Retaining Kalyn Ponga in the halves following a solid showing last Saturday, Connor Watson shapes as a late inclusion after being named on the extended bench, while former Cronulla premiership winner Chris Heighington will return to his former home ground as the curtain begins to draw to a close on his time in the NRL.
- Cronulla have won the past seven meetings against Newcastle by a combined score of 243 – 84.
- The last time the Knights won in Cronulla, Valentine Holmes had yet to debut in first grade. In the seven meetings since then, Holmes has never lost to Newcastle and scored 12 tries – his best tally against any team.
- Set to play their final home match of the season, the Sharks will be out to reverse a disappointing record having managed just three wins in the fixture over the past decade.
Players with a Point – Luke Lewis v Chris Heighington
As former teammates set to hang up the boots at season’s end, the careers enjoyed by Luke Lewis and Chris Heighington rank among the most storied in the game’s history. Dual premiership winners, among the exclusive group to play over 300 NRL games and representing their respective countries to boot, the ageing warriors will be eager to claim bragging rights in their final first grade meeting.
Starting out with Penrith just days after turning 18 back in 2001, Lewis’ versatility has seen him cover nearly every position on the field over the course of his career. Becoming a fixture of the Sharks’ right side attack during a six-year stint, the 35-year-old holds a distinct place in the club’s history as the first Clive Churchill Medallist for his efforts in the premiership win two years ago. Capable of finishing his time in first grade with a third grand final lap of honour, the former skinny winger will be approaching each match as his last in the knowledge that unlike the common adage, the end of his time in the NRL could realistically be 80 minutes away.

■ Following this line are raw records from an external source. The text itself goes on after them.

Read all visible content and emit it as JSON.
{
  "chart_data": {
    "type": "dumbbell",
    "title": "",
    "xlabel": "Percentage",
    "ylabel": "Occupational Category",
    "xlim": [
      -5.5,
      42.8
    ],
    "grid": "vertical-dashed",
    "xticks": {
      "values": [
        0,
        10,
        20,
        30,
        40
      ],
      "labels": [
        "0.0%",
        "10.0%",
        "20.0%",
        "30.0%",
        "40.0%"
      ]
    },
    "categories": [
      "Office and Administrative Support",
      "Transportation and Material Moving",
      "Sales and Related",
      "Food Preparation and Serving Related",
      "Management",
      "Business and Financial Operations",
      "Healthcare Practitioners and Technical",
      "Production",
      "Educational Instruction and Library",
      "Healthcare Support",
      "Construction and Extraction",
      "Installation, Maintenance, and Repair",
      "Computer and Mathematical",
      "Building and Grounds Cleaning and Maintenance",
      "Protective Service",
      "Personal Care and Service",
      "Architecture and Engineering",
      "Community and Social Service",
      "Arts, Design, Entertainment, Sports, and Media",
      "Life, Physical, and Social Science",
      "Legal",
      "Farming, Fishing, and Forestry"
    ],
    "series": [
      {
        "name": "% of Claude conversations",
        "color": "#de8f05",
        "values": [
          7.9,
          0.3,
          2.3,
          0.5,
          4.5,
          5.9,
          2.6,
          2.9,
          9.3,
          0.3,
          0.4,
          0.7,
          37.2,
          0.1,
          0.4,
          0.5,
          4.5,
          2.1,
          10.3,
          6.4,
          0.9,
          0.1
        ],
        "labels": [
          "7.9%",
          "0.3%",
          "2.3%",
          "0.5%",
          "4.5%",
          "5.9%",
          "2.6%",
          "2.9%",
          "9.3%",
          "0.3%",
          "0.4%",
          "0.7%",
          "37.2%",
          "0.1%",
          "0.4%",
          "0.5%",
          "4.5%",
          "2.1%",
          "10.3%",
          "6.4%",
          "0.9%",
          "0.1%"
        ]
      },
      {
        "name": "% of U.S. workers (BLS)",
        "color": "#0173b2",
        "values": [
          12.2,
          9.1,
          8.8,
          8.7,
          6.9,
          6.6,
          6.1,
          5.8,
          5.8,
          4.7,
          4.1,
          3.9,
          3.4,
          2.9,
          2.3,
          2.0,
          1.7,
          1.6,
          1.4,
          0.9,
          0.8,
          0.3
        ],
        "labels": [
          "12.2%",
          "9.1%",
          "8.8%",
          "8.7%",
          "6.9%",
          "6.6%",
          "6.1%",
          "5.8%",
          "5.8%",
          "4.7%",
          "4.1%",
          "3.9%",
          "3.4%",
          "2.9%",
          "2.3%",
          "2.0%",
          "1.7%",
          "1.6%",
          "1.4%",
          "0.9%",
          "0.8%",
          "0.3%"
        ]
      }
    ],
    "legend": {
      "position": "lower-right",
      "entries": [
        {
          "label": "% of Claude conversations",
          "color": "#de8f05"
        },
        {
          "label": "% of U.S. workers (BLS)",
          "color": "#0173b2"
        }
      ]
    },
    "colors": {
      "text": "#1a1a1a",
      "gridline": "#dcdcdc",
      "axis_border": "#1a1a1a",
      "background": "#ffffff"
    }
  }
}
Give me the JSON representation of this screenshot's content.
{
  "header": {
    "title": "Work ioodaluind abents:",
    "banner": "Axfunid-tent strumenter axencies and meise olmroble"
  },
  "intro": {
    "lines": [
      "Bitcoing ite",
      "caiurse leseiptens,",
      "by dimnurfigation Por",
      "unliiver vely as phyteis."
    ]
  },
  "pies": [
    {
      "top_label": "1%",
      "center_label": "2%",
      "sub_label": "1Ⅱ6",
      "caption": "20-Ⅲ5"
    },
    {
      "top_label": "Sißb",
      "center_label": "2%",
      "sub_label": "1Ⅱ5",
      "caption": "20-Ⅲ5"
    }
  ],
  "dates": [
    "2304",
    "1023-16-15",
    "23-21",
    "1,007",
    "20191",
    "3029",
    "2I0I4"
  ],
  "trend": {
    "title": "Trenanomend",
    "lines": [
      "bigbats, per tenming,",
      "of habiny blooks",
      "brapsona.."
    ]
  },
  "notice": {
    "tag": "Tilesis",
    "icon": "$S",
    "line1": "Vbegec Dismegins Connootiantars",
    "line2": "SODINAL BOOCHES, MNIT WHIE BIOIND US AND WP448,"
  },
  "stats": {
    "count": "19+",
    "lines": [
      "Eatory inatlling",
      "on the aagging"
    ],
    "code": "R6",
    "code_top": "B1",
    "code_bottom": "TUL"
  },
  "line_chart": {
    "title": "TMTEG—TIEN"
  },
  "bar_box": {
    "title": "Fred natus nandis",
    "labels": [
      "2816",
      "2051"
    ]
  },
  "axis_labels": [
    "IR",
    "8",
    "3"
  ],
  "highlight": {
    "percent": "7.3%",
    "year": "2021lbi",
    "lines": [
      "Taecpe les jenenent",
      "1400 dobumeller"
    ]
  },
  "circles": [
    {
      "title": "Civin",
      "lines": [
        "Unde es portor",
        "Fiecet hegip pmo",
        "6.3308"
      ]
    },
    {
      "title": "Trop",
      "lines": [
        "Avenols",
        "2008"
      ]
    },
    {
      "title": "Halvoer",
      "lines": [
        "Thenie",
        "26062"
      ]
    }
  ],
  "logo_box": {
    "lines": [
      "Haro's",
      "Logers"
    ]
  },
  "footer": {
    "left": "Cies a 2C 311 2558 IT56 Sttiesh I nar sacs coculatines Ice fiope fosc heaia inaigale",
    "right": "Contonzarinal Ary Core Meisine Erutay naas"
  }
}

Debuting in first grade as a 21-year-old back in 2003, Heighington’s durability has been his greatest strength over the course of 16 seasons in the NRL. Colloquially known for his uninhibited remarks during the Tigers’ grand final lap of honour in 2005, the English international has proven to be more than a light-hearted internet meme with his on-field efforts earning the admiration of teammates and peers alike. Returning to his former home ground as a visitor before one final appearance in first grade the following week, the finality of his time as a professional footballer is sure to see the 36-year-old savour every run and tackle before hanging up the boots for good.
With the likes of Thaiday, Hoffman, Slater and Thurston among the retiring class of 2018, the departures of Lewis and Heighington are sure to be felt for their respective clubs and the game as a whole, while serving as an opportunity for the next generation to reach similar heights.
Having accounted for two quality teams over the past fortnight, the Sharks should prove too strong for the Knights, however after impressing against Penrith last week the prospect of an upset could be on the cards for the visitors.